Focus on the Total Product Life Cycle and Promoting Newer Predicate Devices
In April 2018 the FDA published the Medical Device Safety Action Plan in which the agency first described its current framework for ensuring both existing and new medical devices are safe and effective as well as previous program enhancements that are based on a Total Product Life Cycle (TPLC) concept familiar to many quality practitioners. The document also outlines a vision of 5 points that the agency feels will “continue to refine our oversight of medical device safety throughout the TPLC”:
- Establishing a robust medical device patient safety net in the United States by continuing to develop and increasing funding for the National Evaluation System for health Technology (NEST),
- Exploring regulatory options to streamline and modernize timely implementation of postmarket mitigations by determining what special controls may be issued more quickly through currently authorized actions,
- Spurring innovation towards safer medical devices by focusing more regulatory activities on safety innovation and developing new voluntary pathways for sponsors to demonstrate safety and effectiveness using modern predicate devices and performance criteria (for example, the Safety and Performance pathway),
- Advancing medical device cybersecurity by publishing/updating cybersecurity guidance, developing a CyberMed Safety Analysis Board for expert advice and opinion, and considering new regulatory authorities, and
- Integrating the CDRH’s premarket and post-market offices and activities to advance the use of a TPLC approach to device safety by evaluating a new organizational structure for CDRH.

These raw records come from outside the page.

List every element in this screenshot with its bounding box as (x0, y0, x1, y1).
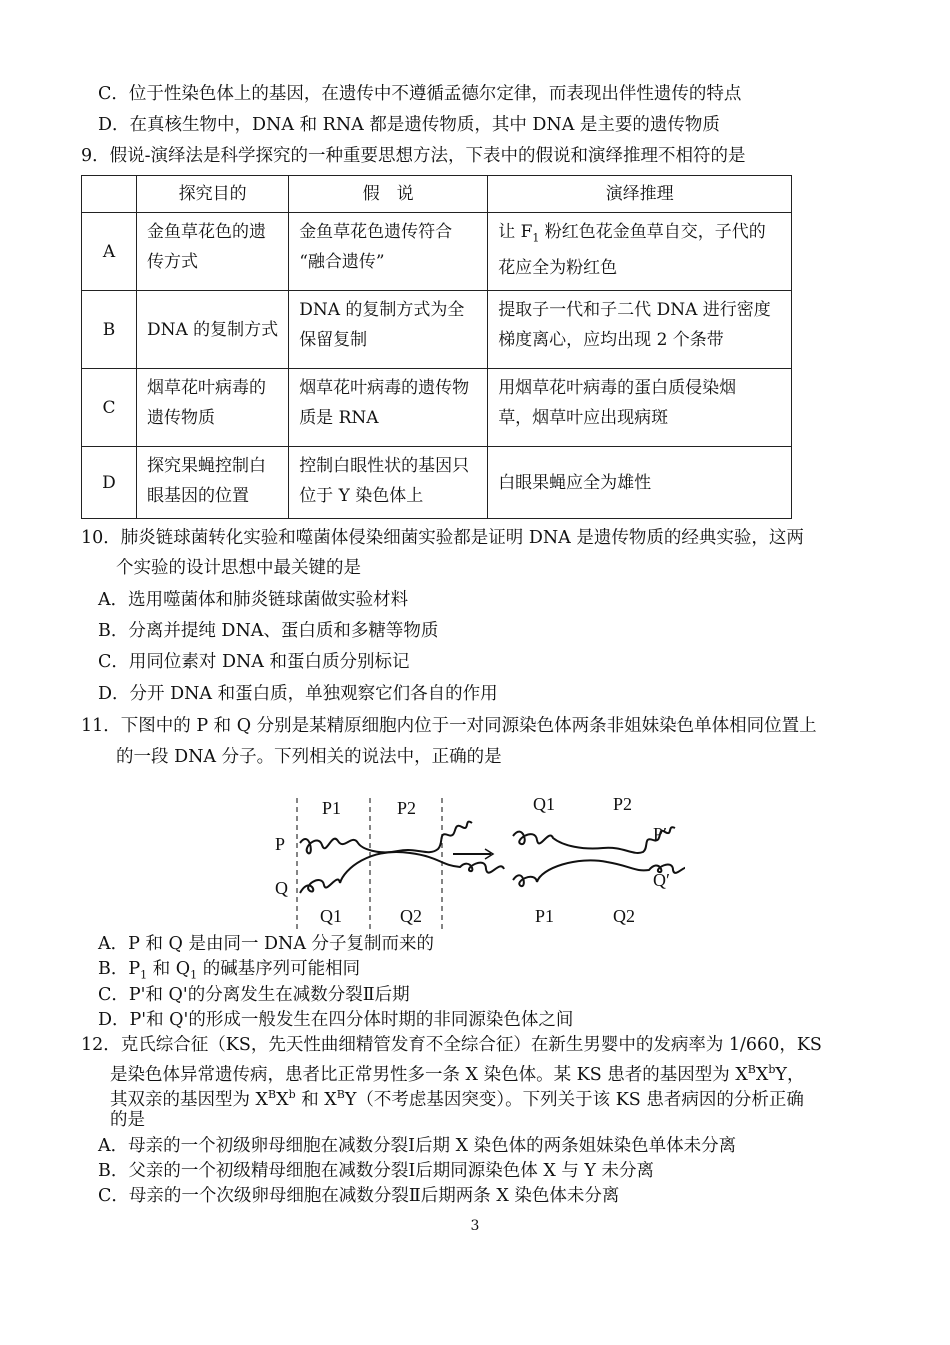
header-purpose: 探究目的 (137, 176, 289, 213)
q12-line1: 12．克氏综合征（KS，先天性曲细精管发育不全综合征）在新生男婴中的发病率为 1/660，KS (81, 1035, 822, 1055)
q12-option-c: C．母亲的一个次级卵母细胞在减数分裂Ⅱ后期两条 X 染色体未分离 (98, 1186, 620, 1206)
q10-option-a: A．选用噬菌体和肺炎链球菌做实验材料 (98, 590, 409, 610)
crossing-over-figure (265, 788, 685, 940)
row-purpose: DNA 的复制方式 (137, 291, 289, 369)
label-q1-right: Q1 (533, 794, 555, 814)
row-purpose: 探究果蝇控制白 眼基因的位置 (137, 447, 289, 519)
recombinant-p-strand (513, 827, 675, 853)
q12-line2: 是染色体异常遗传病，患者比正常男性多一条 X 染色体。某 KS 患者的基因型为 $X^BX^bY$， (110, 1063, 805, 1085)
chromatid-p-strand (300, 822, 472, 854)
header-deduction: 演绎推理 (488, 176, 792, 213)
table-header-row (82, 176, 792, 213)
header-blank (82, 176, 137, 213)
row-deduction: 白眼果蝇应全为雄性 (488, 447, 792, 519)
q9-stem: 9．假说-演绎法是科学探究的一种重要思想方法，下表中的假说和演绎推理不相符的是 (81, 146, 746, 166)
row-label: A (82, 213, 137, 291)
row-hypothesis: 烟草花叶病毒的遗传物 质是 RNA (289, 369, 488, 447)
label-q-prime: Q′ (653, 870, 670, 890)
table-row (82, 213, 792, 291)
header-hypothesis: 假 说 (289, 176, 488, 213)
row-hypothesis: 控制白眼性状的基因只 位于 Y 染色体上 (289, 447, 488, 519)
row-label: D (82, 447, 137, 519)
q12-option-a: A．母亲的一个初级卵母细胞在减数分裂Ⅰ后期 X 染色体的两条姐妹染色单体未分离 (98, 1136, 737, 1156)
label-q: Q (275, 878, 288, 898)
q11-stem-line1: 11．下图中的 P 和 Q 分别是某精原细胞内位于一对同源染色体两条非姐妹染色单体相同位置上 (81, 716, 817, 736)
q11-option-b: B．$P_1$ 和 $Q_1$ 的碱基序列可能相同 (98, 959, 361, 982)
table-row (82, 447, 792, 519)
q12-option-b: B．父亲的一个初级精母细胞在减数分裂Ⅰ后期同源染色体 X 与 Y 未分离 (98, 1161, 655, 1181)
row-deduction: 用烟草花叶病毒的蛋白质侵染烟 草，烟草叶应出现病斑 (488, 369, 792, 447)
q8-option-c: C．位于性染色体上的基因，在遗传中不遵循孟德尔定律，而表现出伴性遗传的特点 (98, 84, 742, 104)
row-deduction: 提取子一代和子二代 DNA 进行密度 梯度离心，应均出现 2 个条带 (488, 291, 792, 369)
row-label: B (82, 291, 137, 369)
label-p-prime: P′ (653, 824, 667, 844)
q12-line4: 的是 (110, 1110, 145, 1130)
row-purpose: 烟草花叶病毒的 遗传物质 (137, 369, 289, 447)
q11-stem-line2: 的一段 DNA 分子。下列相关的说法中，正确的是 (116, 747, 502, 767)
q9-table (81, 175, 792, 519)
q11-option-c: C．P'和 Q'的分离发生在减数分裂Ⅱ后期 (98, 985, 410, 1005)
q11-option-d: D．P'和 Q'的形成一般发生在四分体时期的非同源染色体之间 (98, 1010, 574, 1030)
row-hypothesis: 金鱼草花色遗传符合 “融合遗传” (289, 213, 488, 291)
label-q2: Q2 (400, 906, 422, 926)
label-q1: Q1 (320, 906, 342, 926)
q12-line3: 其双亲的基因型为 $X^BX^b$ 和 $X^BY$（不考虑基因突变）。下列关于该 KS 患者病因的分析正确 (110, 1088, 804, 1110)
row-purpose: 金鱼草花色的遗 传方式 (137, 213, 289, 291)
table-row (82, 291, 792, 369)
label-q2-right: Q2 (613, 906, 635, 926)
label-p: P (275, 834, 286, 854)
q10-stem-line2: 个实验的设计思想中最关键的是 (116, 558, 361, 578)
page-number: 3 (470, 1218, 480, 1234)
label-p1-right: P1 (535, 906, 555, 926)
q8-option-d: D．在真核生物中，DNA 和 RNA 都是遗传物质，其中 DNA 是主要的遗传物质 (98, 115, 720, 135)
label-p2-right: P2 (613, 794, 633, 814)
label-p1: P1 (322, 798, 342, 818)
q10-option-b: B．分离并提纯 DNA、蛋白质和多糖等物质 (98, 621, 439, 641)
q10-stem-line1: 10．肺炎链球菌转化实验和噬菌体侵染细菌实验都是证明 DNA 是遗传物质的经典实验，这两 (81, 528, 804, 548)
chromatid-q-strand (300, 852, 504, 893)
table-row (82, 369, 792, 447)
row-hypothesis: DNA 的复制方式为全 保留复制 (289, 291, 488, 369)
label-p2: P2 (397, 798, 417, 818)
row-deduction: 让 $F_1$ 粉红色花金鱼草自交，子代的 花应全为粉红色 (488, 213, 792, 291)
q11-option-a: A．P 和 Q 是由同一 DNA 分子复制而来的 (98, 934, 435, 954)
q10-option-d: D．分开 DNA 和蛋白质，单独观察它们各自的作用 (98, 684, 498, 704)
q10-option-c: C．用同位素对 DNA 和蛋白质分别标记 (98, 652, 410, 672)
row-label: C (82, 369, 137, 447)
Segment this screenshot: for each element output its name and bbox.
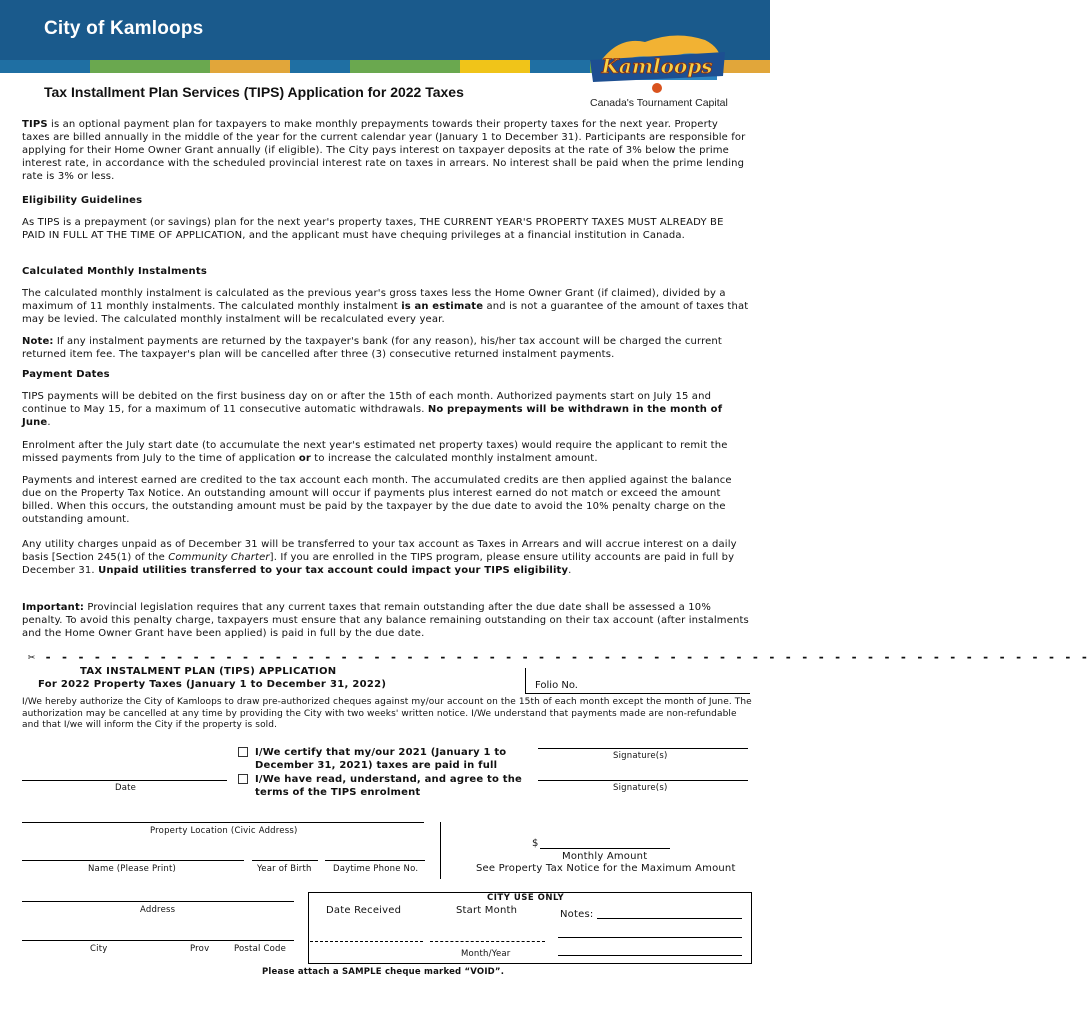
address-line[interactable] [22, 901, 294, 902]
calc-paragraph: The calculated monthly instalment is calculated as the previous year's gross taxes less the Home Owner Grant (if claimed), divided by a maximum of 11 monthly instalments. The calculated monthly instalment is an estimate and is not a guarantee of the amount of taxes that may be levied. The calculated monthly instalment will be recalculated every year. [22, 288, 749, 326]
agree-terms-checkbox[interactable] [238, 774, 248, 784]
city-name: City of Kamloops [44, 18, 204, 39]
start-month-label: Start Month [456, 905, 518, 916]
signature-2-label: Signature(s) [613, 783, 668, 793]
name-line[interactable] [22, 860, 244, 861]
folio-label: Folio No. [535, 680, 578, 691]
date-line[interactable] [22, 780, 227, 781]
payments-interest-paragraph: Payments and interest earned are credited to the tax account each month. The accumulated credits are then applied against the balance due on the Property Tax Notice. An outstanding amount will occur if payments plus interest earned do not match or exceed the amount billed. When this occurs, the outstanding amount must be paid by the taxpayer by the due date to avoid the 10% penalty charge on the outstanding amount. [22, 475, 732, 526]
year-of-birth-label: Year of Birth [257, 864, 312, 874]
eligibility-heading: Eligibility Guidelines [22, 195, 143, 206]
dollar-sign: $ [532, 838, 539, 849]
signature-1-line[interactable] [538, 748, 748, 749]
date-received-label: Date Received [326, 905, 402, 916]
city-prov-postal-line[interactable] [22, 940, 294, 941]
enrolment-paragraph: Enrolment after the July start date (to accumulate the next year's estimated net property taxes) would require the applicant to remit the missed payments from July to the time of application or to increase the calculated monthly instalment amount. [22, 440, 728, 465]
intro-paragraph: TIPS is an optional payment plan for taxpayers to make monthly prepayments towards their property taxes for the next year. Property taxes are billed annually in the middle of the year for the current calendar year (January 1 to December 31). Participants are responsible for applying for their Home Owner Grant annually (if eligible). The City pays interest on taxpayer deposits at the rate of 3% below the prime interest rate, in accordance with the scheduled provincial interest rate on taxes in arrears. No interest shall be paid when the prime lending rate is 3% or less. [22, 119, 746, 183]
monthly-amount-label: Monthly Amount [562, 851, 648, 862]
signature-2-line[interactable] [538, 780, 748, 781]
see-notice-label: See Property Tax Notice for the Maximum Amount [476, 863, 736, 874]
logo-tagline: Canada's Tournament Capital [590, 97, 728, 109]
certify-taxes-paid-label: I/We certify that my/our 2021 (January 1 to December 31, 2021) taxes are paid in full [255, 747, 507, 771]
scissors-cut-line: ✂ - - - - - - - - - - - - - - - - - - - - - - - - - - - - - - - - - - - - - - - - - - - - - - - - - - - - - - - - - - - - - - - - [28, 650, 1089, 664]
prov-label: Prov [190, 944, 210, 954]
utility-paragraph: Any utility charges unpaid as of December 31 will be transferred to your tax account as Taxes in Arrears and will accrue interest on a daily basis [Section 245(1) of the Community Charter]. If you are enrolled in the TIPS program, please ensure utility accounts are paid in full by December 31. Unpaid utilities transferred to your tax account could impact your TIPS eligibility. [22, 539, 737, 577]
eligibility-paragraph: As TIPS is a prepayment (or savings) plan for the next year's property taxes, THE CURRENT YEAR'S PROPERTY TAXES MUST ALREADY BE PAID IN FULL AT THE TIME OF APPLICATION, and the applicant must have chequing privileges at a financial institution in Canada. [22, 217, 724, 242]
void-cheque-note: Please attach a SAMPLE cheque marked “VOID”. [262, 967, 505, 977]
agree-terms-label: I/We have read, understand, and agree to the terms of the TIPS enrolment [255, 774, 523, 798]
phone-label: Daytime Phone No. [333, 864, 419, 874]
amount-divider [440, 822, 441, 879]
start-month-line[interactable] [430, 941, 545, 942]
property-location-label: Property Location (Civic Address) [150, 826, 298, 836]
form-subtitle: For 2022 Property Taxes (January 1 to December 31, 2022) [38, 679, 387, 690]
kamloops-logo [585, 30, 730, 95]
signature-1-label: Signature(s) [613, 751, 668, 761]
important-paragraph: Important: Provincial legislation requires that any current taxes that remain outstanding after the due date shall be assessed a 10% penalty. To avoid this penalty charge, taxpayers must ensure that any balance remaining outstanding on their tax account (after instalments and the Home Owner Grant have been applied) is paid in full by the due date. [22, 602, 749, 640]
payment-heading: Payment Dates [22, 369, 110, 380]
payment-paragraph: TIPS payments will be debited on the first business day on or after the 15th of each month. Authorized payments start on July 15 and continue to May 15, for a maximum of 11 consecutive automatic withdrawals. No prepayments will be withdrawn in the month of June. [22, 391, 723, 429]
notes-line-3[interactable] [558, 955, 742, 956]
city-use-only-label: CITY USE ONLY [487, 893, 565, 903]
notes-line-2[interactable] [558, 937, 742, 938]
note-paragraph: Note: If any instalment payments are returned by the taxpayer's bank (for any reason), his/her tax account will be charged the current returned item fee. The taxpayer's plan will be cancelled after three (3) consecutive returned instalment payments. [22, 336, 722, 361]
form-title: TAX INSTALMENT PLAN (TIPS) APPLICATION [80, 666, 337, 677]
authorization-text: I/We hereby authorize the City of Kamloops to draw pre-authorized cheques against my/our account on the 15th of each month except the month of June. The authorization may be cancelled at any time by providing the City with two weeks' written notice. I/We understand that payments made are non-refundable and that I/we will inform the City if the property is sold. [22, 697, 752, 730]
phone-line[interactable] [325, 860, 425, 861]
notes-label: Notes: [560, 909, 594, 920]
monthly-amount-line[interactable] [540, 848, 670, 849]
date-label: Date [115, 783, 137, 793]
property-location-line[interactable] [22, 822, 424, 823]
month-year-label: Month/Year [461, 949, 511, 959]
name-label: Name (Please Print) [88, 864, 177, 874]
notes-line-1[interactable] [597, 918, 742, 919]
city-label: City [90, 944, 108, 954]
postal-code-label: Postal Code [234, 944, 287, 954]
year-of-birth-line[interactable] [252, 860, 318, 861]
address-label: Address [140, 905, 176, 915]
date-received-line[interactable] [310, 941, 423, 942]
certify-taxes-paid-checkbox[interactable] [238, 747, 248, 757]
calc-heading: Calculated Monthly Instalments [22, 266, 208, 277]
svg-text:Kamloops: Kamloops [601, 54, 713, 78]
document-title: Tax Installment Plan Services (TIPS) Application for 2022 Taxes [44, 84, 464, 100]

The latest activity towards this Safety and Action Plan is a call for comments on how to shift industry and agency focus towards the development and use of more modern predicate devices for determinations of Substantial Equivalence. The questions for which feedback is sought include:
- Should the FDA make public a list of devices, or manufacturers who make technologies, that rely on predicates that have been on the market for more than a certain number of years (e.g., 10 years)? If so, what would be an appropriate period of time?
- Should the FDA consider using other criteria to inform our point of reference?
- Are there other and/or alternative actions we should take to promote the development and marketing of safer, more effective 510(k) devices?
- Should the FDA consider certain actions that might require new authority, such as making at least some older devices ineligible as predicates?
The docket is open for comments until 22APR2019.